Fish Identification: Smallmouth Bass

Smallmouth Bass

Characteristics: A smallmouth bass is a close cousin of the largemouth bass. However, unlike the largemouth bass, smallmouth bass are usually a little more brownish greenish in color and they have vertical bands along their sides not a large long black band like the largemouth bass. Again, like the largemouth bass they can range from a pale brownish green to a darker brownish green based on their environment and their food source. One of the best ways to differentiate a smallmouth vs. largemouth is that in a smallmouth the upper jaw will not extend beyond its eye, when its mouth is closed. They can range in size, but a fully grown smallmouth can be anywhere from 10-20 inches long from head to tail and can be 1-6 pounds.

How to handle: Smallmouth bass are a great fighting fish. For their size they are one of the most exciting fish to catch. When they hammer your bait during their feeding season you will know that you have a fighter on your line. As you reel them in they will usually come up to the surface and jump out of the water, making for a very exciting fight. In terms of actually handling them once you get them in the boat or to shore, the can be handled the exact same way as a largemouth bass. They too do not have sharp teeth so you can easily pull your bait/hooks out of their mouth without the need for pliers. Again, be mindful of their fins as they can jab you in the finger. When you do have them in your hand make sure you hold them securely as they will continue their fight even when they are out of the water.

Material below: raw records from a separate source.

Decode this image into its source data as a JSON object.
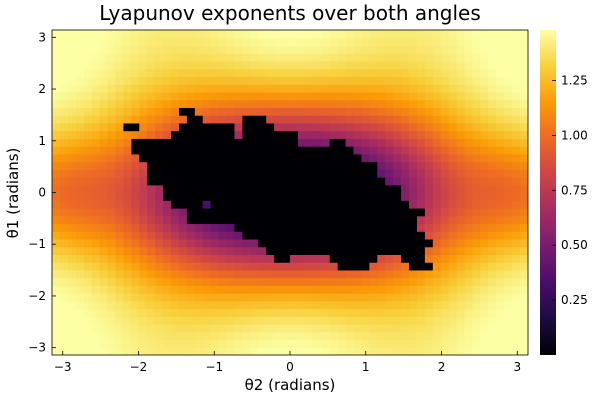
{
  "chart_data": {
    "type": "heatmap",
    "title": "Lyapunov exponents over both angles",
    "xlabel": "θ2 (radians)",
    "ylabel": "θ1 (radians)",
    "xlim": [
      -3.1416,
      3.1416
    ],
    "ylim": [
      -3.1416,
      3.1416
    ],
    "x_ticks": [
      -3,
      -2,
      -1,
      0,
      1,
      2,
      3
    ],
    "x_tick_labels": [
      "−3",
      "−2",
      "−1",
      "0",
      "1",
      "2",
      "3"
    ],
    "y_ticks": [
      -3,
      -2,
      -1,
      0,
      1,
      2,
      3
    ],
    "y_tick_labels": [
      "−3",
      "−2",
      "−1",
      "0",
      "1",
      "2",
      "3"
    ],
    "colorbar": {
      "colormap": "inferno",
      "range": [
        0.0,
        1.48
      ],
      "ticks": [
        0.25,
        0.5,
        0.75,
        1.0,
        1.25
      ],
      "tick_labels": [
        "0.25",
        "0.50",
        "0.75",
        "1.00",
        "1.25"
      ]
    },
    "field_description": "value rises with distance from the origin; ring-shaped structure, maximum near the x = ±2, y = ±2 corners; chaotic black (≈0) region in the centre",
    "chaotic_region_value": 0.0,
    "grid": false,
    "colormap_stops": [
      "#000004",
      "#1b0c41",
      "#4a0c6b",
      "#781c6d",
      "#a52c60",
      "#cf4446",
      "#ed6925",
      "#fb9b06",
      "#f7d13d",
      "#fcffa4"
    ]
  }
}
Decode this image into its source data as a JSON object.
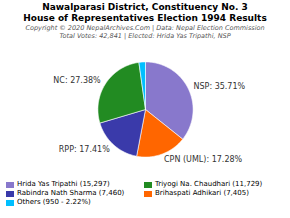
{
  "chart_data": {
    "type": "pie",
    "title": "Nawalparasi District, Constituency No. 3",
    "subtitle": "House of Representatives Election 1994 Results",
    "annotations": [
      "Copyright © 2020 NepalArchives.Com | Data: Nepal Election Commission",
      "Total Votes: 42,841 | Elected: Hrida Yas Tripathi, NSP"
    ],
    "categories": [
      "NSP",
      "CPN (UML)",
      "RPP",
      "NC",
      "Others"
    ],
    "values": [
      35.71,
      17.28,
      17.41,
      27.38,
      2.22
    ],
    "value_labels": [
      "NSP: 35.71%",
      "CPN (UML): 17.28%",
      "RPP: 17.41%",
      "NC: 27.38%",
      null
    ],
    "colors": [
      "#8878cc",
      "#ff6600",
      "#3a3aaa",
      "#228b22",
      "#00bfff"
    ],
    "data_labels": true,
    "legend": "lower left",
    "legend_entries": [
      {
        "label": "Hrida Yas Tripathi (15,297)",
        "color": "#8878cc"
      },
      {
        "label": "Triyogi Na. Chaudhari (11,729)",
        "color": "#228b22"
      },
      {
        "label": "Rabindra Nath Sharma (7,460)",
        "color": "#3a3aaa"
      },
      {
        "label": "Brihaspati Adhikari (7,405)",
        "color": "#ff6600"
      },
      {
        "label": "Others (950 - 2.22%)",
        "color": "#00bfff"
      }
    ]
  }
}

Where to find them: Smallmouth bass may be a close cousin of the largemouth bass, but they live in different waters. They prefer to hang out in deeper waters, streams, and rivers. Usually a rocky or sandy bottom of a lake will yield these little fighters and even sometimes they will seek shelter in amongst the structure of fallen trees. They prefer very clear and clean waters so if you catch one it is usually a good indication that the water you are fishing is very clean. Just like the largemouth bass their season is usually early summer to late fall. Check your local regulations to find out when smallmouth bass season is open in your neck of the woods.

How to catch them: Since they are similar to largemouth bass they will go after similar food sources. However, as they tend to live in deeper water top water lures are not very effective for these guys. The best method to catch them is by using a crank bait, spinner bait, or tubes and jigs that you bounce in and around the bottom of a lake. In recent years many fishermen are using tubes as their go to bait in the Great Lakes region to catch monster smallmouth bass. The reason behind this is due to the invasive species of the goby. Fishermen will usually match a tube that is similar in color and size to a goby and will just jig that off the side of their boat to target the smallmouth bass. This is one instance where the introduction of the goby has seen the native species of the smallmouth boom. Gobies help clean up the water but in doing so they also ingest a lot of pollution and in turn when the smallmouth bass eat them they too ingest this pollution. So it is not necessarily a win win situation for us anglers, but do yourself a favor and definitely get out there and try to land one of these monsters.